Since I thought it unsafe to try riding her alone, I led her for a walk around the block and then some...about a mile total. She was surprisingly calm at that point. She did a prancing trot a couple of times, but only momentarily...and Mia prancing every 5-10 minutes for a few steps is utter unremarkable. I think it goes with her AHA registration. They'll pull her papers if she doesn't.
When I took the saddle off, she stood there nonchalantly, a cigarette hanging from one corner of her mouth, doing her Bogart impersonation. I asked her if she knew how to whistle. She snorted instead. Betty Bacall she is not. I put her back in the corral. Betty Bacall probably didn't have a corral, so I guess it is all fair.
No riding tomorrow, and maybe the next day. She had a pretty hard fall at a gallop and has lots of hair removed, and some superficial cuts. Nothing bad, less than what happens when the horses kick at each other...but I saw her slam into the ground. She walked fine, no sign of pain. But if her back feels like mine...no riding for a day or two. I'd also like to find someone who can hang around when I do ride again, just in case something bad happens. I plan on walking her in her saddle and bit during the next couple of days.
I don't really think there will be a problem. The good news is that she DID stop, and stood still with the saddle completely on her right side. I actually tried to move it back into position while still on her, and she stayed still for that. For a horse with Mia's history, that is darn good.
It had nothing to do with the snaffle. Maybe with a curb I'd have tried to stop her in a straight line. I don't know. There was no time for conscious thought. There was an explosion. She may have started the left turn on her own. I don't remember. Looking at the tracks in the arena, the concrete has deep gouges where her hooves were powering us around. It isn't actually concrete, but those are the deepest hoof prints I've seen there in the 2 years since we built it.
Seriously, this is where I get discouraged with riding. I cannot think of ANYTHING that would have set her off. The neighborhood was quiet. No animals. No motorcycles, bicyclists or dogs. Nothing. This is why I don't dare to ride her in the desert by herself. If I needed to bail off to one side, I might well need to bail off into some really nasty cactus.
If the saddle hadn't slipped, I wouldn't think much about it. My left foot may have been at the level of her back, but my rump was still mostly over her back even with the saddle off the side. Totally off the side. So for a recreational, just for fun kind of rider, I think I did OK. But at 55, I don't need very many days like today...

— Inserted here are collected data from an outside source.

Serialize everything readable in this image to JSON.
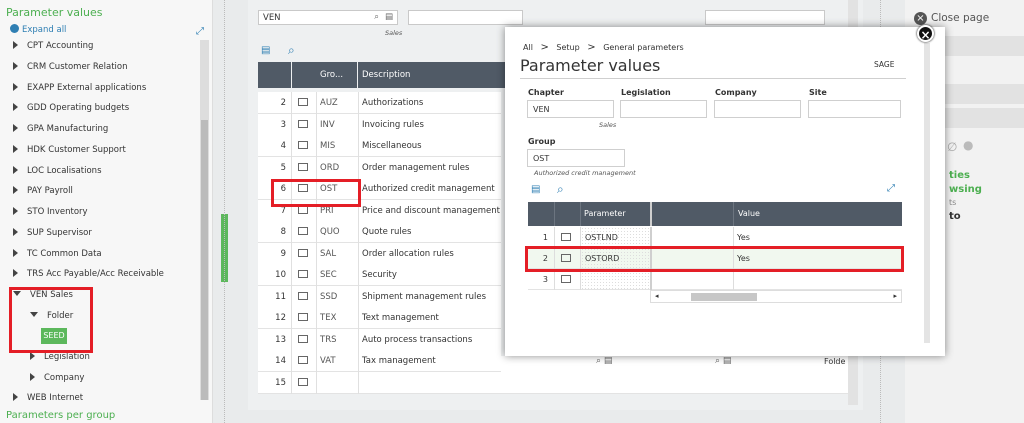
{
  "left_panel": {
    "title": "Parameter values",
    "expand_all": "Expand all",
    "items": [
      {
        "label": "CPT Accounting"
      },
      {
        "label": "CRM Customer Relation"
      },
      {
        "label": "EXAPP External applications"
      },
      {
        "label": "GDD Operating budgets"
      },
      {
        "label": "GPA Manufacturing"
      },
      {
        "label": "HDK Customer Support"
      },
      {
        "label": "LOC Localisations"
      },
      {
        "label": "PAY Payroll"
      },
      {
        "label": "STO Inventory"
      },
      {
        "label": "SUP Supervisor"
      },
      {
        "label": "TC Common Data"
      },
      {
        "label": "TRS Acc Payable/Acc Receivable"
      },
      {
        "label": "VEN Sales"
      },
      {
        "label": "Folder"
      },
      {
        "label": "SEED"
      },
      {
        "label": "Legislation"
      },
      {
        "label": "Company"
      },
      {
        "label": "WEB Internet"
      }
    ],
    "bottom_section": "Parameters per group"
  },
  "main": {
    "chapter_value": "VEN",
    "chapter_sub": "Sales",
    "headers": {
      "group": "Gro...",
      "description": "Description"
    },
    "rows": [
      {
        "num": "2",
        "group": "AUZ",
        "desc": "Authorizations"
      },
      {
        "num": "3",
        "group": "INV",
        "desc": "Invoicing rules"
      },
      {
        "num": "4",
        "group": "MIS",
        "desc": "Miscellaneous"
      },
      {
        "num": "5",
        "group": "ORD",
        "desc": "Order management rules"
      },
      {
        "num": "6",
        "group": "OST",
        "desc": "Authorized credit management"
      },
      {
        "num": "7",
        "group": "PRI",
        "desc": "Price and discount management"
      },
      {
        "num": "8",
        "group": "QUO",
        "desc": "Quote rules"
      },
      {
        "num": "9",
        "group": "SAL",
        "desc": "Order allocation rules"
      },
      {
        "num": "10",
        "group": "SEC",
        "desc": "Security"
      },
      {
        "num": "11",
        "group": "SSD",
        "desc": "Shipment management rules"
      },
      {
        "num": "12",
        "group": "TEX",
        "desc": "Text management"
      },
      {
        "num": "13",
        "group": "TRS",
        "desc": "Auto process transactions"
      },
      {
        "num": "14",
        "group": "VAT",
        "desc": "Tax management"
      },
      {
        "num": "15",
        "group": "",
        "desc": ""
      }
    ],
    "folder_label": "Folde"
  },
  "right_panel": {
    "close_page": "Close page",
    "link1": "ties",
    "link2": "wsing",
    "link3": "ts",
    "link4": "to"
  },
  "modal": {
    "breadcrumb": [
      "All",
      "Setup",
      "General parameters"
    ],
    "title": "Parameter values",
    "sage": "SAGE",
    "chapter_label": "Chapter",
    "chapter_value": "VEN",
    "chapter_sub": "Sales",
    "legislation_label": "Legislation",
    "company_label": "Company",
    "site_label": "Site",
    "group_label": "Group",
    "group_value": "OST",
    "group_sub": "Authorized credit management",
    "col_parameter": "Parameter",
    "col_value": "Value",
    "rows": [
      {
        "num": "1",
        "param": "OSTLND",
        "value": "Yes"
      },
      {
        "num": "2",
        "param": "OSTORD",
        "value": "Yes"
      },
      {
        "num": "3",
        "param": "",
        "value": ""
      }
    ]
  }
}
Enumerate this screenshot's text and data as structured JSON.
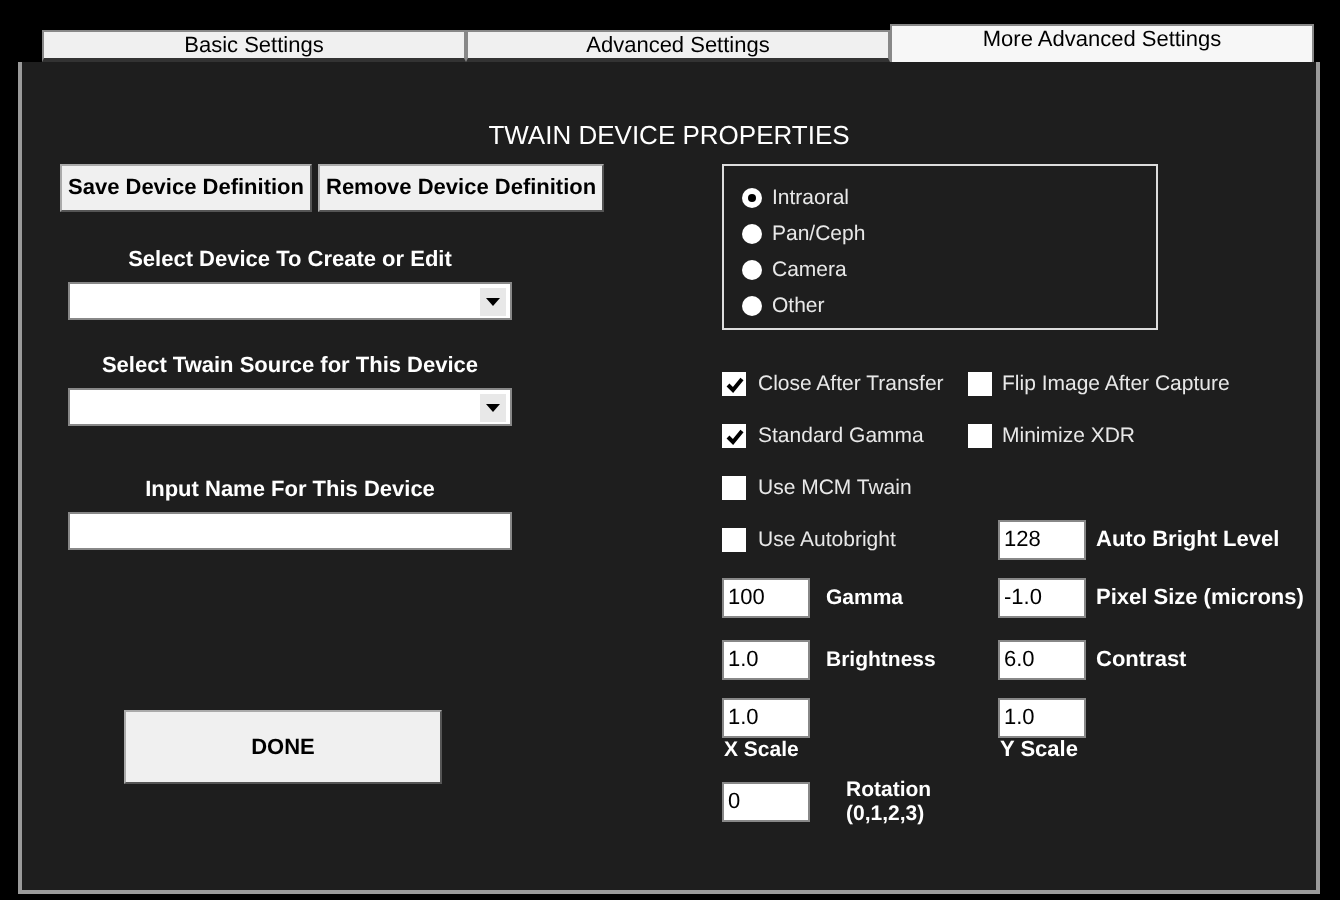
{
  "tabs": [
    {
      "label": "Basic Settings",
      "selected": false
    },
    {
      "label": "Advanced Settings",
      "selected": false
    },
    {
      "label": "More Advanced Settings",
      "selected": true
    }
  ],
  "title": "TWAIN DEVICE PROPERTIES",
  "action_buttons": [
    "Save Device Definition",
    "Remove Device Definition"
  ],
  "left_fields": [
    {
      "label": "Select Device To Create or Edit",
      "kind": "dropdown"
    },
    {
      "label": "Select Twain Source for This Device",
      "kind": "dropdown"
    },
    {
      "label": "Input Name For This Device",
      "kind": "text"
    }
  ],
  "done_button": "DONE",
  "device_types": [
    {
      "label": "Intraoral",
      "selected": true
    },
    {
      "label": "Pan/Ceph",
      "selected": false
    },
    {
      "label": "Camera",
      "selected": false
    },
    {
      "label": "Other",
      "selected": false
    }
  ],
  "settings_rows": [
    [
      {
        "kind": "checkbox",
        "label": "Close After Transfer",
        "checked": true
      },
      {
        "kind": "checkbox",
        "label": "Flip Image After Capture",
        "checked": false
      }
    ],
    [
      {
        "kind": "checkbox",
        "label": "Standard Gamma",
        "checked": true
      },
      {
        "kind": "checkbox",
        "label": "Minimize XDR",
        "checked": false
      }
    ],
    [
      {
        "kind": "checkbox",
        "label": "Use MCM Twain",
        "checked": false
      }
    ],
    [
      {
        "kind": "checkbox",
        "label": "Use Autobright",
        "checked": false
      },
      {
        "kind": "field",
        "value": "128",
        "label": "Auto Bright Level"
      }
    ],
    [
      {
        "kind": "field",
        "value": "100",
        "label": "Gamma"
      },
      {
        "kind": "field",
        "value": "-1.0",
        "label": "Pixel Size (microns)"
      }
    ],
    [
      {
        "kind": "field",
        "value": "1.0",
        "label": "Brightness"
      },
      {
        "kind": "field",
        "value": "6.0",
        "label": "Contrast"
      }
    ],
    [
      {
        "kind": "field_below",
        "value": "1.0",
        "label": "X Scale"
      },
      {
        "kind": "field_below",
        "value": "1.0",
        "label": "Y Scale"
      }
    ],
    [
      {
        "kind": "field",
        "value": "0",
        "label": "Rotation (0,1,2,3)"
      }
    ]
  ]
}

...guess that mare needs some desensitizing to things around her tummy. Glad you were not really hurt
The lady who broke Lilly from a start and worked with Mia normally teaches the horse what to do when the saddle goes sideways. I may give her a call and ask for advice...she's a hopelessly nice woman who loves horses and has saved my family's collective butt more than once as we learned about horses.
In a way, I've very proud that Mia did
stop and stand still. Until I bailed, she didn't move a foot while I was on her with the sideways saddle. There was a time in her life that she would NOT have stood still, and just run at full speed with diarrhea squirting out the back.
I believe in breaking down training into small steps. So maybe I'll walk her with her tack on for a few days until I can get someone to watch. Then mount her with someone holding her head. Nothing went wrong during the mount, so I don't think it will be a problem. And then, ride her at a walk with someone around.
Given how hard she hit the ground, I don't think it would be fair to ask anything more than a walk out of her for a few days. In fact, given how hard I
hit the ground, it may not be fair to me, either!